We found that subpectoral IBBR was associated with a higher rate of animation deformity. Fracol et al.33 showed that animation deformity is estimated to occur anywhere from 75 to 100% of the subpectoral IBBR. Animation deformity in subpectoral IBBR is caused by contraction of the pectoralis muscle against the breast implant, causing it and the overlying breast shape to shift unnaturally with muscle contraction. This common adverse effect has a large impact on aesthetics, quality of life, and functional comfort. Becker et al.34 revealed that approximately half of women with animation deformity experienced disruption to simple activities of daily living. Up to 28% of breast reconstruction patients will request revisionary surgery due to animation deformity, and half of the patients stated that they would have liked to know about alternative surgical options to avoid animation deformity at the time of mastectomy.33,34,35,36 We also found that prepectoral IBBR was associated with a decrease in prosthesis failure compared with subpectoral IBBR. Accordingly, it is plausible that prepectoral IBBR may be associated with improved long-term outcomes.

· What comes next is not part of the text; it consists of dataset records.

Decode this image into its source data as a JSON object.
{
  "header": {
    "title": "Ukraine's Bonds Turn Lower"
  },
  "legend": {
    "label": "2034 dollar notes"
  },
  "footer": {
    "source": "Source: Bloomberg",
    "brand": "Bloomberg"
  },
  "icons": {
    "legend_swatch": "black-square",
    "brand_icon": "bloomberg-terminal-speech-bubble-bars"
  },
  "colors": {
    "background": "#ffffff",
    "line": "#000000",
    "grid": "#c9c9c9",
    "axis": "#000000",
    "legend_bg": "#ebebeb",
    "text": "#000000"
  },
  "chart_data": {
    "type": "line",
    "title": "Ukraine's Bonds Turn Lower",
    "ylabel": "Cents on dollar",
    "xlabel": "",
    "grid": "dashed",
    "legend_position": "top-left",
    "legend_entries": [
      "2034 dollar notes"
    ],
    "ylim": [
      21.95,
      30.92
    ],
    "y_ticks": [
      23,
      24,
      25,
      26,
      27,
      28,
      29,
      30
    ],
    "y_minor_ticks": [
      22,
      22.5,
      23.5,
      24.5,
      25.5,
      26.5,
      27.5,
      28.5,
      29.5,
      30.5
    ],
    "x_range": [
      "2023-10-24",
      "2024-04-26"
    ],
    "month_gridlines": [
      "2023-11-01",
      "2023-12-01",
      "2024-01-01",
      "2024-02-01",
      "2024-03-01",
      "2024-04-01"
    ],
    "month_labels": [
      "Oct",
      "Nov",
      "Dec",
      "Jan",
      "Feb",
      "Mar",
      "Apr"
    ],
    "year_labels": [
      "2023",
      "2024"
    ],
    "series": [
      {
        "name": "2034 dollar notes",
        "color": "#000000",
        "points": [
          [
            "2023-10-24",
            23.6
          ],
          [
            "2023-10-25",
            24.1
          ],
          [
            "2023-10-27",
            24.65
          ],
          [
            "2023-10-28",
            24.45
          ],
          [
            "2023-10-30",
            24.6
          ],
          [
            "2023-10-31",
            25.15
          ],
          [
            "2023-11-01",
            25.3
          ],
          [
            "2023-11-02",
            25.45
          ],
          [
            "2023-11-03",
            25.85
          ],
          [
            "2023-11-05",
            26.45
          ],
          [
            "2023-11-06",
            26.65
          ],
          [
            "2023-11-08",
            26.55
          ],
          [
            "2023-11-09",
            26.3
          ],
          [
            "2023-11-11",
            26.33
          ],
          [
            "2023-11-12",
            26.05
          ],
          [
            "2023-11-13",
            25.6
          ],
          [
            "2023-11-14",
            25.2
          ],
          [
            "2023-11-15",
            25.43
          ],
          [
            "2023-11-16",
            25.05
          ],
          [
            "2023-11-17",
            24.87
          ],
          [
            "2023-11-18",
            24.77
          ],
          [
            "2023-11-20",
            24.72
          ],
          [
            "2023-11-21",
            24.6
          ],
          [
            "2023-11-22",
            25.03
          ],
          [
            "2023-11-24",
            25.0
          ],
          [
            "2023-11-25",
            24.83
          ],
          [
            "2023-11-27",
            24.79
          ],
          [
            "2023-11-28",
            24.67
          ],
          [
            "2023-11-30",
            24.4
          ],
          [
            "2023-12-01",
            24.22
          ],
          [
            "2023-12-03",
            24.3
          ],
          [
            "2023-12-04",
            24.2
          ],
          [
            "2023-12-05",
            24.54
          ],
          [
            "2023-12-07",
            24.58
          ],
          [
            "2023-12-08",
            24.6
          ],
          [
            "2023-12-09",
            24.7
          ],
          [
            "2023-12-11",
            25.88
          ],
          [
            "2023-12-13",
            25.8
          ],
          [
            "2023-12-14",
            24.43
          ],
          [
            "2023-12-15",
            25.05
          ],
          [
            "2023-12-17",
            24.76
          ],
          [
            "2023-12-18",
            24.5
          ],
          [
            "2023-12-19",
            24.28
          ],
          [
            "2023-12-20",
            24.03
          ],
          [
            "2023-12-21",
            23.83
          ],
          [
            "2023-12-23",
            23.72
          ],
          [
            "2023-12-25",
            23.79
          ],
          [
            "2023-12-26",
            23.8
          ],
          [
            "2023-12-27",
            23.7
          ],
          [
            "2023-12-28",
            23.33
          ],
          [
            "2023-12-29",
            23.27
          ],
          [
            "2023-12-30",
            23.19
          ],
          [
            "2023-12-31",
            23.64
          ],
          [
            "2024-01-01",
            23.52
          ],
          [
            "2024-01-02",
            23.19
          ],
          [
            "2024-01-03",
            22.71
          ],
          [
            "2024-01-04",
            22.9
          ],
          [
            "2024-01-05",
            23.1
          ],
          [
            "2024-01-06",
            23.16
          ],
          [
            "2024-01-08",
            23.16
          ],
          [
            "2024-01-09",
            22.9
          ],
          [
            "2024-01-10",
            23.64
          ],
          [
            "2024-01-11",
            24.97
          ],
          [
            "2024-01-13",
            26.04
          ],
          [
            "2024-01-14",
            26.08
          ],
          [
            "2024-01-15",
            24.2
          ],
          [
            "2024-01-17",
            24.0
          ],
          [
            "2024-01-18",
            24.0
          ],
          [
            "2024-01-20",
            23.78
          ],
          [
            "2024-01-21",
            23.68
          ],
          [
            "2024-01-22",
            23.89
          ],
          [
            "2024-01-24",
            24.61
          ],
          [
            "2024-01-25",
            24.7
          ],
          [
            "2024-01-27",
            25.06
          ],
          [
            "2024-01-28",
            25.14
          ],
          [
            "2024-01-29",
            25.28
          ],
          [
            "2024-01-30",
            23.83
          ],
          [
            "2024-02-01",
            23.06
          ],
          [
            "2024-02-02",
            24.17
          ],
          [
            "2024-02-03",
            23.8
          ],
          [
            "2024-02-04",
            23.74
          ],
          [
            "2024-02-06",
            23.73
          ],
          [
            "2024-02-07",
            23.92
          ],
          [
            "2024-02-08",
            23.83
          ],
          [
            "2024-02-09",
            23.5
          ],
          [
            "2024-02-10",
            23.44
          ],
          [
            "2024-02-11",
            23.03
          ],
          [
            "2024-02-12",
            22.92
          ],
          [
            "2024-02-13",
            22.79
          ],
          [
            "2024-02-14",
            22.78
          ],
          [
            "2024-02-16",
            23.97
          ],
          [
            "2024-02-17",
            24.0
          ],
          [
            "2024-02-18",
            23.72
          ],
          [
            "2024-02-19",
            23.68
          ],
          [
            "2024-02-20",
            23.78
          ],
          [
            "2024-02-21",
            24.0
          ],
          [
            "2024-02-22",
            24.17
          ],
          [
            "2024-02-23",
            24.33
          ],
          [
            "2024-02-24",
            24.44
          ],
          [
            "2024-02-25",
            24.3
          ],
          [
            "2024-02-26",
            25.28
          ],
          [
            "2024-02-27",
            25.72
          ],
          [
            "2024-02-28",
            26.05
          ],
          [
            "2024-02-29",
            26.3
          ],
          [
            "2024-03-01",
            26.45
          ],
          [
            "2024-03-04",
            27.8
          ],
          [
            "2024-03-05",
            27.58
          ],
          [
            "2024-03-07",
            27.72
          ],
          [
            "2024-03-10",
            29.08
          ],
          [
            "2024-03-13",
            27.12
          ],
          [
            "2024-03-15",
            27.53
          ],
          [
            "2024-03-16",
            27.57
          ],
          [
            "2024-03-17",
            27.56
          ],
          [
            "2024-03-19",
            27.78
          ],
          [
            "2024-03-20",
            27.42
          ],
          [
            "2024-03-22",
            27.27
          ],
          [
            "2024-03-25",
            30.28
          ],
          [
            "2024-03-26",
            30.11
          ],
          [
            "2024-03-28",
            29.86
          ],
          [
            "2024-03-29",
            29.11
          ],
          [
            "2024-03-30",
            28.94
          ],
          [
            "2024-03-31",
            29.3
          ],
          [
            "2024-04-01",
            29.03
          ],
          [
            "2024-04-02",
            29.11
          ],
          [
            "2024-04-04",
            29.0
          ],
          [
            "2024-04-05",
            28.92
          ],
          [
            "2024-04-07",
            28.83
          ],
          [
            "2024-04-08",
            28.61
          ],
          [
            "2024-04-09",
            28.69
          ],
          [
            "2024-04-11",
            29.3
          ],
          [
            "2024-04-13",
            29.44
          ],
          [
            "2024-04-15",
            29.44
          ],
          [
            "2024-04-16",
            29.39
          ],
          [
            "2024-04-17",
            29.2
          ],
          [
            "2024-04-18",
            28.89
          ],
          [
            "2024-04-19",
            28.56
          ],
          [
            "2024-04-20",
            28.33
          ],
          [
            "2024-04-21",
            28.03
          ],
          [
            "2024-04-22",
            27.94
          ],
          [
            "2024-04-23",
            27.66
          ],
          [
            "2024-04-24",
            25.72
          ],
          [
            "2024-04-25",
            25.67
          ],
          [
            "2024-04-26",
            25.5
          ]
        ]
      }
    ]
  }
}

Based on our results, there was no difference in skin flap necrosis rates between prepectoral and subpectoral IBBR. In patients with implant-based breast reconstruction, there are several associated risk factors that increase skin flap necrosis such as: smoking, age, hypertension, previous scars, diabetes, radiotherapy, obesity, increased breast volume, and severe comorbidities.37,38 Endara et al.39 and Daar et al.40 showed that the surgical technique also is very important factor for decrease of skin flap necrosis. The main surgical factors that increase skin necrosis are: incision type and decreased mastectomy skin-flap thickness. Daar et al.40 also performed a systematic literature review and meta-analysis, including 51 studies with 9,975 NSM, and identified that inframammary incision (IMF) could be the preferred choice with fewer complication and better aesthetic outcomes with a nipple-areola complex (NAC) necrosis rate of 4.62%. In a study by King et al.,22 surgeons performed inframammary incision (IMF) in 93.3% (378/405) of cases, with a skin-flap necrosis rate of 4.04%. Several studies have demonstrated the potential benefits of implant-based breast reconstruction and oncological outcomes. Fujihara et al.41 showed that the local recurrence rate after implant-based breast reconstruction was 3.1%. In our analysis, the recurrence rates for breasts undergoing prepectoral IBBR were 2.77% (14/504) and subpectoral IBBR was 1.91% (7/366). However, the lack of included studies reporting long-term data hindered our ability to properly assess the long-term oncologic outcomes for prepectoral IBBR versus the subpectoral IBBR.

Limitations

This study has limitations. The most serious of which was the variation in the sample size among the included studies. Although we analyzed 3101, the sample size ranged widely among the studies from 63 to 642 patients. The included studies were observational in design with limited data on long-term oncological outcomes. The impact of adjuvant therapy on surgical outcomes following implant-based breast reconstruction was conducted by limited number of studies and introduces a risk for bias. Several other factors that were not considered also could affect the outcomes, including different follow-up durations between prepectoral and subpectoral IBBR. This analysis did not give specific data on the implant visibility and rippling between two groups due to lack of included studies reporting data. Future research should include randomized, clinical trials or well-designed, prospective, matched studies with adequate follow-up to assess long-term outcomes between comparative groups. This will help us to choose the most suitable method between the prepectoral and subpectoral IBBR.

Conclusions

The results of our systematic review and meta-analysis demonstrated that prepectoral, implant-based, breast reconstruction is a safe modality and has similar outcomes with significantly lower rates of capsular contracture, prosthesis failure, and animation deformity compared with subpectoral, implant-based, breast reconstruction.